There have also been a number of key Band 2 and Band 3 appointments in the Department of Prime Minister and Cabinet.
This reshuffle represents a major injection of new talent into Secretarial ranks, which now, but for a handful of exceptions, are composed of Rudd appointments. The highly-regarded David Tune, currently at PM&C, has been recognised with a promotion to the key portfolio of Finance and Deregulation; Ian Watt, who has had the role of Dr No for several years, takes the toughest portfolio of all, Defence, supporting newish Minister John Faulkner, with whom he previously worked when Faulkner was Special Minister of State.
Patricia Scott, who is long rumoured to have had a poor relationship with Stephen Conroy, moves to the PC, where she will head a major inquiry into aged care, and her replacement is Peter Harris. Harris is an energetic and blunt former PM&C official who rose to Deputy Secretary level at the Department of Transport in the early Howard years before moving to Ansett, amid rumours that Max Moore-Wilton had taken a dislike to him. After the collapse of Ansett he joined the Victorian Public Sector. His relationship with Conroy will be one to watch.
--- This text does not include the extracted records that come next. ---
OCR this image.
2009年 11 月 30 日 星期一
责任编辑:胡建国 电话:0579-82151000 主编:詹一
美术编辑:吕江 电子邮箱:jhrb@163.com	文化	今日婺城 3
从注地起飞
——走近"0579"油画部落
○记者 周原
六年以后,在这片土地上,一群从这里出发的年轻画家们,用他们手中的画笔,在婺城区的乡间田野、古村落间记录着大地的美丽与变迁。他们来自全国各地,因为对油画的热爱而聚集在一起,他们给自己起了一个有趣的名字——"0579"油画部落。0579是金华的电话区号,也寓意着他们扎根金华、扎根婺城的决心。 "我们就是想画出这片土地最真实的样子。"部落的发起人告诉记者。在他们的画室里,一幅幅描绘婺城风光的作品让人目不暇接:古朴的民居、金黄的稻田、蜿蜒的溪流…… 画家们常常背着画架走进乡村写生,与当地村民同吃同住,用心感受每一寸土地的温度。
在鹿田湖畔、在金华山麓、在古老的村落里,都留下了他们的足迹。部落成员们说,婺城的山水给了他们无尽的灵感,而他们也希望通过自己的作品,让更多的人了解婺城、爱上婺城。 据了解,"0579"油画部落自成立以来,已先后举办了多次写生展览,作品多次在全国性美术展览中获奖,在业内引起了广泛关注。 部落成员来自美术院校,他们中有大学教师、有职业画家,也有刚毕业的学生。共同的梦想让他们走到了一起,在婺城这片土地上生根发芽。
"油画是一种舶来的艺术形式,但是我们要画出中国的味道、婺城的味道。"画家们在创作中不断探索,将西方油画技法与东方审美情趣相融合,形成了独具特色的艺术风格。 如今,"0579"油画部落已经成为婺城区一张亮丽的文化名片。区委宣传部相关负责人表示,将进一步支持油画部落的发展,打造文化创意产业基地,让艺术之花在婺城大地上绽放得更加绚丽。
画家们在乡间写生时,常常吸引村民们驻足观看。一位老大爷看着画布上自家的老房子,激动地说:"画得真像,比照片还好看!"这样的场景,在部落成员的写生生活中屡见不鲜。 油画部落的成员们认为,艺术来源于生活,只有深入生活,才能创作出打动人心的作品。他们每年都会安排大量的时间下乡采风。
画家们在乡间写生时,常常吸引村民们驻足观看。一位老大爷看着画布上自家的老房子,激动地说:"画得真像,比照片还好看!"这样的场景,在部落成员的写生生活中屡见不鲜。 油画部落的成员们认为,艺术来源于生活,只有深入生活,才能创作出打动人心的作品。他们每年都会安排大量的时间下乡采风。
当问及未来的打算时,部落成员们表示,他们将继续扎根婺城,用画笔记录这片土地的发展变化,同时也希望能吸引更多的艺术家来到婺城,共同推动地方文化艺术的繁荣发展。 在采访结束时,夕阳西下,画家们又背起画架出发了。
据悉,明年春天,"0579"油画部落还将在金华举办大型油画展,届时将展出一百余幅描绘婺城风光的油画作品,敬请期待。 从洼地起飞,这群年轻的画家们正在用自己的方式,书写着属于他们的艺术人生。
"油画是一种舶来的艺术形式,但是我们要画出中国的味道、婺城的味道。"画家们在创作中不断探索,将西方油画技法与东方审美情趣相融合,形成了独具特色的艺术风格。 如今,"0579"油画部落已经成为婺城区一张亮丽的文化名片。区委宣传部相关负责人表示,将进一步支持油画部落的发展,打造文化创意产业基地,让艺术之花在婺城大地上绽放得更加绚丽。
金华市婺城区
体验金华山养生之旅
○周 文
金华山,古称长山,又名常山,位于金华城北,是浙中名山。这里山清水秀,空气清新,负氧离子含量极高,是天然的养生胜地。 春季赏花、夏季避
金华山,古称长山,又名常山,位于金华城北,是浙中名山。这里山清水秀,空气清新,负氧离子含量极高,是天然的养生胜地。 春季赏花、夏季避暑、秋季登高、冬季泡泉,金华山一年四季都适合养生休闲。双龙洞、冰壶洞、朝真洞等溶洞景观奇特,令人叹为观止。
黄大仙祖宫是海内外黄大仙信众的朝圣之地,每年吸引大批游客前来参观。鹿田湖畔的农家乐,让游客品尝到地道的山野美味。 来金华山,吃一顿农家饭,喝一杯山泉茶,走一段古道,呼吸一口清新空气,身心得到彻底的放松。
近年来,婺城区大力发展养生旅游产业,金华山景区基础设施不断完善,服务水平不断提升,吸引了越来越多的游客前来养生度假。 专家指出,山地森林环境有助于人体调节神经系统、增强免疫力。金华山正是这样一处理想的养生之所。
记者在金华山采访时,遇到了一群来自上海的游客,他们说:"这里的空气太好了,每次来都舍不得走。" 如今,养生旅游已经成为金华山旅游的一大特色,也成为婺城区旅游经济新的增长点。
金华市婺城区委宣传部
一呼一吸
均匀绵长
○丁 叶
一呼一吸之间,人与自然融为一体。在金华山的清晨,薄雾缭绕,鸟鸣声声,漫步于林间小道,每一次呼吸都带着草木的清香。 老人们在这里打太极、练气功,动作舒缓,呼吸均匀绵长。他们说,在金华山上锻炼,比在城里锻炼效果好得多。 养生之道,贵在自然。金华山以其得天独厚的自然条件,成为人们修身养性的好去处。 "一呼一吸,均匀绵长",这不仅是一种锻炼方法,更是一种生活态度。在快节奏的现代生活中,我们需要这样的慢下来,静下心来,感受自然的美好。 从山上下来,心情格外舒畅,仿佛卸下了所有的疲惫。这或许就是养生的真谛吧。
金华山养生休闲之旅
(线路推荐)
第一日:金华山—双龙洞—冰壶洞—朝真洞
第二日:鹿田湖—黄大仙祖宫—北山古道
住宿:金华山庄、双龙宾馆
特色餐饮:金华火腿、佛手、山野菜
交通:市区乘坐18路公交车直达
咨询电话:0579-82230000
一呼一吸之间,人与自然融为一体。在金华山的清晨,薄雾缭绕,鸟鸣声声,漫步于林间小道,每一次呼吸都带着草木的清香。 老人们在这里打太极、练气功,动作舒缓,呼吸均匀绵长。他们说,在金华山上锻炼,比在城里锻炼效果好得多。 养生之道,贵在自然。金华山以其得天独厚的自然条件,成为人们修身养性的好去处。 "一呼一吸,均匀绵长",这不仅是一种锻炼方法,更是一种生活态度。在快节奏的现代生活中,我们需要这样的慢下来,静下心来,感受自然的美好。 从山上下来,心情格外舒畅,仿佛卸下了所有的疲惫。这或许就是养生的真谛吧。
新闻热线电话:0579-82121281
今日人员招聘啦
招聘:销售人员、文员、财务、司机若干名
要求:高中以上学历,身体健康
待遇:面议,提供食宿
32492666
The departure of veteran Helen Williams also brings an era to a close. Williams, the first female Secretary back in the 1980s, was one of the few Secretaries to keep her distance from the Howard Government in its last years amid the ongoing politicisation of the Public Service, and lived to tell the tale. Hopefully she’ll follow Andrew Podger’s lead and commit her experiences to paper.